Disruptive medical devices business model? First online-only spinal implants company thinks so
A startup that bills itself as the first online-only spinal implants maker has launched its first product, a cervical cage system.
So does San Diego-based Eisertech represent a new, disruptive business model for a certain portion of the medical devices market, namely for customers and products that don’t require much in-the-field support from sales reps? Or is the company like so many other startups that begin with optimism and a hungry entrepreneur, only to fade away with nary a peep?
But Eisertech CEO Lukas Eisermann, a biomedical engineer who previously worked with NuVasive and Cleveland-based spinal implants company AcroMed, can’t worry about answering those questions, yet. At this point, Eisermann has to focus on building his recently launched company’s business and selling its $485 cervical cage system, which he designed.
“We’re at the beginning of what will probably become a trend,” Eisermann said of his company’s business model.

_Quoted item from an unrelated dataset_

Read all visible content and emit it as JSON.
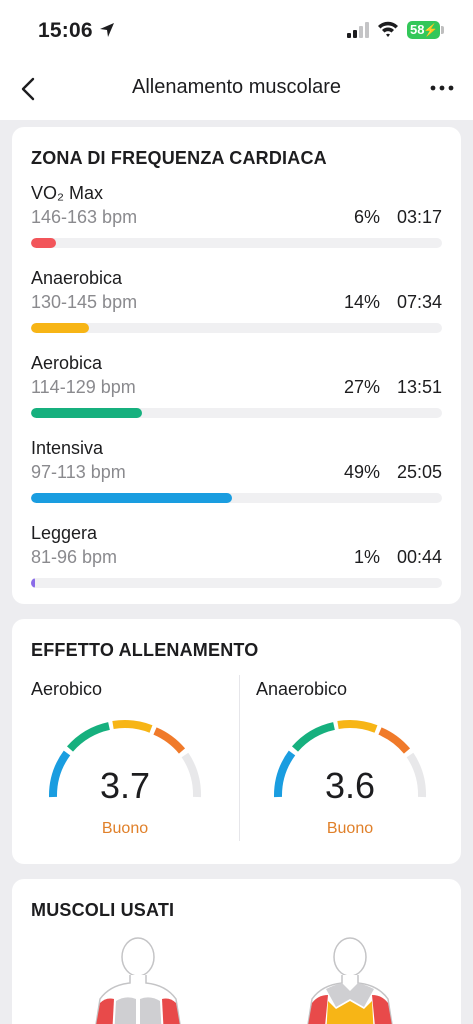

The impetus behind the company’s business model is obvious: cost. “We’re really in an environment where cost containment is becoming the main driver behind just about everything” in healthcare, Eisermann said.

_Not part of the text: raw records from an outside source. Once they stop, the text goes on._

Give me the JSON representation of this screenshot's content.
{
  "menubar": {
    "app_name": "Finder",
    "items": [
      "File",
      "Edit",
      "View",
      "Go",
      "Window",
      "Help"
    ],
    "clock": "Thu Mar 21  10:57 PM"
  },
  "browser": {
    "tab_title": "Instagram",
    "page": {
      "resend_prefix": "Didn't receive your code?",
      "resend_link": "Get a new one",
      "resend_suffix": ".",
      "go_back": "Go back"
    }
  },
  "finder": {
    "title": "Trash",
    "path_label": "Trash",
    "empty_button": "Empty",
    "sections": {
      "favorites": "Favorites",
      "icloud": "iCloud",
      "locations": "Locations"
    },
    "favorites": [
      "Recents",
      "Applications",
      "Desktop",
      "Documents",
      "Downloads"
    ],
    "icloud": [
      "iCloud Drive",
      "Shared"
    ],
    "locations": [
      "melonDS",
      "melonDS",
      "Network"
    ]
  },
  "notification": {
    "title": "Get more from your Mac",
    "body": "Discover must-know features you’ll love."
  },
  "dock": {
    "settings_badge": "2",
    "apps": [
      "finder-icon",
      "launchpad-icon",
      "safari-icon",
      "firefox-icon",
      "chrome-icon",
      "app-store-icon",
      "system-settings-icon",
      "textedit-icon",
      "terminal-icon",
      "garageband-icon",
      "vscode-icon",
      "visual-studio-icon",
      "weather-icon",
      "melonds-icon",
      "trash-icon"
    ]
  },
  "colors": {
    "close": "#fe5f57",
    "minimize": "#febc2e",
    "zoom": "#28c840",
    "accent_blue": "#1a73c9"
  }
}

It’s tough to argue with that. Even Medtronic’s CEO has said that simply developing newer, better medical technologies without regard for cost is no longer sustainable, while hospitals continue to see margins squeezed by reimbursement pressures from both private and public payers. In short, cost is a huge priority, concern and opportunity for nearly every player in the healthcare industry.
In contrast to traditional, full-service medical device companies, Eisertech aims to generate cost savings in two major ways: First, because sales reps will provide little in-person, hands-on product assistance, they’re free to service far more accounts. That means sales commissions from each individual deal will be much lower than in the traditional model.
Second, Eisertech is selling products directly to customers, rather than on a consignment basis, meaning the company doesn’t need to raise a huge amount of capital to build an inventory, Eisermann said.
Of course, this type of low-support model won’t work for every customer. Eisertech’s ideal customer is an ambulatory surgical center in which there’s little bureaucracy between physicians and administrators, and it’s even better if the center is owned by physicians. The logic is that physicians in those situations are likely to be more cost-conscious and less likely to need much customer support, Eisermann said.
As for products, Eisertech will limit itself to rather simple devices that don’t require training, and those that can be serviced and reordered by on-site staff without assistance from a sales rep. A cervical plate system is the next product the company plans to release.
Eisertech has already attracted attention from at least one corner of the medical devices world: sales reps on The Spine Blogger. At least one sales rep seemed a little nervous about Eisertech’s model, proclaiming, “Yes, folks, the End of Days has finally arrived.”